Chronique

Mirror to Machaut

Samuel Blaser

Samuel Blaser (tb), Russ Lossing (p, cla), Joachim Badenhorst (cl, bcl, ts), Drew Gress (b), Gerry Hemingway (dms)

Label / Distribution : Songlines

Considéré comme l’un des meilleurs trombonistes de sa génération, Samuel Blaser mène de front plusieurs formations aux esthétiques différentes. Chez Hat-Hut, en compagnie de Marc Ducret, il propose des disques très ouverts, enregistrés live et plutôt radicaux dans leur forme. Avec A Mirror to Machaut, il prolonge un travail amorcé avec sa formation Consort In Motion sur les musiques de compositeurs européens de la Renaissance ou, comme c’est le cas ici, du Moyen Âge tardif.

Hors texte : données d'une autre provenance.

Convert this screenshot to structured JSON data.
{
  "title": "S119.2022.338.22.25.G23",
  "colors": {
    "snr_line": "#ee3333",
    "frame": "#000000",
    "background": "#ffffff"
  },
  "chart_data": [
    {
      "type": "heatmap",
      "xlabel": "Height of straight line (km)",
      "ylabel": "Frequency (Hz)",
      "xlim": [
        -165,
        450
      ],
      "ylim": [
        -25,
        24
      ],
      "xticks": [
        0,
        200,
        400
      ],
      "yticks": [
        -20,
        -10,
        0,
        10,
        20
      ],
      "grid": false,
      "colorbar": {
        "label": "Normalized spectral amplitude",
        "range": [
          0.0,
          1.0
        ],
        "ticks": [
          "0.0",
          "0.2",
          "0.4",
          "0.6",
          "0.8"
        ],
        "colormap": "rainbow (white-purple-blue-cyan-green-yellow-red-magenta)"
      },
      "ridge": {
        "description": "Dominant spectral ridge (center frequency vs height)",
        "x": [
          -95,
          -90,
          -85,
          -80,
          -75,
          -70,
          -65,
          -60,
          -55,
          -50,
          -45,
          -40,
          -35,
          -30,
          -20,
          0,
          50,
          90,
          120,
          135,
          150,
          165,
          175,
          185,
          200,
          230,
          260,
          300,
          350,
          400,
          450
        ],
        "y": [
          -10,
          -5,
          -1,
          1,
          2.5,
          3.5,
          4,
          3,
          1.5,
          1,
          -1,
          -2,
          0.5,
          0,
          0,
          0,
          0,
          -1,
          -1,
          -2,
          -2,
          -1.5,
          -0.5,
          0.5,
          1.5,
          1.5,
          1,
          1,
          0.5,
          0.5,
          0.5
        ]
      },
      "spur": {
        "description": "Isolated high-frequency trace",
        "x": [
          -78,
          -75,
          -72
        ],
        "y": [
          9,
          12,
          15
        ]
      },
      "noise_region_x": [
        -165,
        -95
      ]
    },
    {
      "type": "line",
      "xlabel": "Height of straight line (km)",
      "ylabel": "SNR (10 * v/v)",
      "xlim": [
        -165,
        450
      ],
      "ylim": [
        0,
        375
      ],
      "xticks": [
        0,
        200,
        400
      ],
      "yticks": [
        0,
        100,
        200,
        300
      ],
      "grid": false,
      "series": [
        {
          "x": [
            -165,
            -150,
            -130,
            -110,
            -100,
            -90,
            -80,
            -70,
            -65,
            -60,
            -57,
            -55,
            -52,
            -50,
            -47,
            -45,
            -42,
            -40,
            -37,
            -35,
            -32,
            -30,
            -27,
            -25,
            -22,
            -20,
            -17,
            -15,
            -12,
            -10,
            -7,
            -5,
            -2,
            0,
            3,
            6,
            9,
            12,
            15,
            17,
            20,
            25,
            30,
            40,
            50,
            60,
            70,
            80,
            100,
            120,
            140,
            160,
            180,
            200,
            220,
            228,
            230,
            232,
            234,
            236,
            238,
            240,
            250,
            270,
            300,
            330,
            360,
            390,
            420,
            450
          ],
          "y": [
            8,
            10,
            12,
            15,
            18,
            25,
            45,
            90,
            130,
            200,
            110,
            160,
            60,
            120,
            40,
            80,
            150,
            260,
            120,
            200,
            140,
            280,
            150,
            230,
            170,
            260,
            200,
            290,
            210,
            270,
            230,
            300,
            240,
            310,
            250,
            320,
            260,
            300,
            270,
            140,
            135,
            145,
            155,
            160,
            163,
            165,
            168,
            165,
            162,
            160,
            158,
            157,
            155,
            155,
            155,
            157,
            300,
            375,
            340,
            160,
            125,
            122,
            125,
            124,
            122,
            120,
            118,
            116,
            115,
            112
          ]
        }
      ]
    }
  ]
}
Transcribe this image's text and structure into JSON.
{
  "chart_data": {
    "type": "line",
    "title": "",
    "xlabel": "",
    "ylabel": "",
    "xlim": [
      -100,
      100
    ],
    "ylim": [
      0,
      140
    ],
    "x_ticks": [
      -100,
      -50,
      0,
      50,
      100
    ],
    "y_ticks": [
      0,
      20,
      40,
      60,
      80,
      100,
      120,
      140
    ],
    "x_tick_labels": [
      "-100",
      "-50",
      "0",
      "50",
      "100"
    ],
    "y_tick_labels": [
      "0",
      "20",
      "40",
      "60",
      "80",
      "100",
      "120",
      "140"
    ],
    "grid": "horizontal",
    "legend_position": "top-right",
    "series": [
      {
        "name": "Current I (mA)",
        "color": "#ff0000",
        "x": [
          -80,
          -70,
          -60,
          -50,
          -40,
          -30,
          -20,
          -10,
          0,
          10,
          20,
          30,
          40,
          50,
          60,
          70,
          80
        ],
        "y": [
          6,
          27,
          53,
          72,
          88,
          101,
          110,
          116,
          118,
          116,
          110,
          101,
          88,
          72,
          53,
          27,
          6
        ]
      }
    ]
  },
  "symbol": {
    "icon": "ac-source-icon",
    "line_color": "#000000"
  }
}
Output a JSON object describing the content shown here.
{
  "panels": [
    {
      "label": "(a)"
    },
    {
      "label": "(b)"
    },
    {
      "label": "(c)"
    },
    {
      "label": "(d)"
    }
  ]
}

Le disque est signé chez les Canadiens de Songlines, ce qui n’est pas anecdotique. Il est produit par Benoît Delbecq, familier du label. On retrouve les sonorités claires, précises, fines et bien équilibrées qu’on pouvait apprécier sur les disques Phonetics et Pursuit. Mirror to Machaut est une adaptation, un jeu en forme d’hommage des musiques de Guillaume de Machaut (1300-1377), compositeur charnière dans l’histoire de la musique occidentale. Les artistes chevronnés et impliqués dont Samuel Blaser s’entoure ici développent leur propos avec intelligence : chacun apporte à l’édifice une de ces pierres qui font les cathédrales. S’appuyant sur les partitions d’origine, ils les réinterprètent, se les ré-approprient et leur donnent un son actuel, qui mêle sensualité et sentiment de plénitude à l’austérité de la musique médiévale.

Gerry Hemingway, qui succède à Paul Motian, apporte une rythmique décalée et abstraite tandis que Drew Gress fait de sa basse un pilier, un lien entre passé et présent, particulièrement sur « Dame, se vous m’estes lointenne », où elle résonne comme un instrument ancien. Le pianiste Russ Lossing, lui, introduit des respirations par de subtiles ornementations et un beau sens de l’espace. Les timbres des soufflants, enfin, se complètent et donnent de la chaleur à l’ensemble. Leur jeu tout en retenue et en raffinement emporte leurs prises de parole dans de sobres envolées.

Cette musique multiséculaire qui, revitalisée par un vocabulaire et une syntaxe contemporains, invente une nouvelle forme d’harmonie, élégante et expressive, nous ramène à un Moyen Âge murmuré, sans doute fantasmé, dont son caractère intimiste nous rapproche.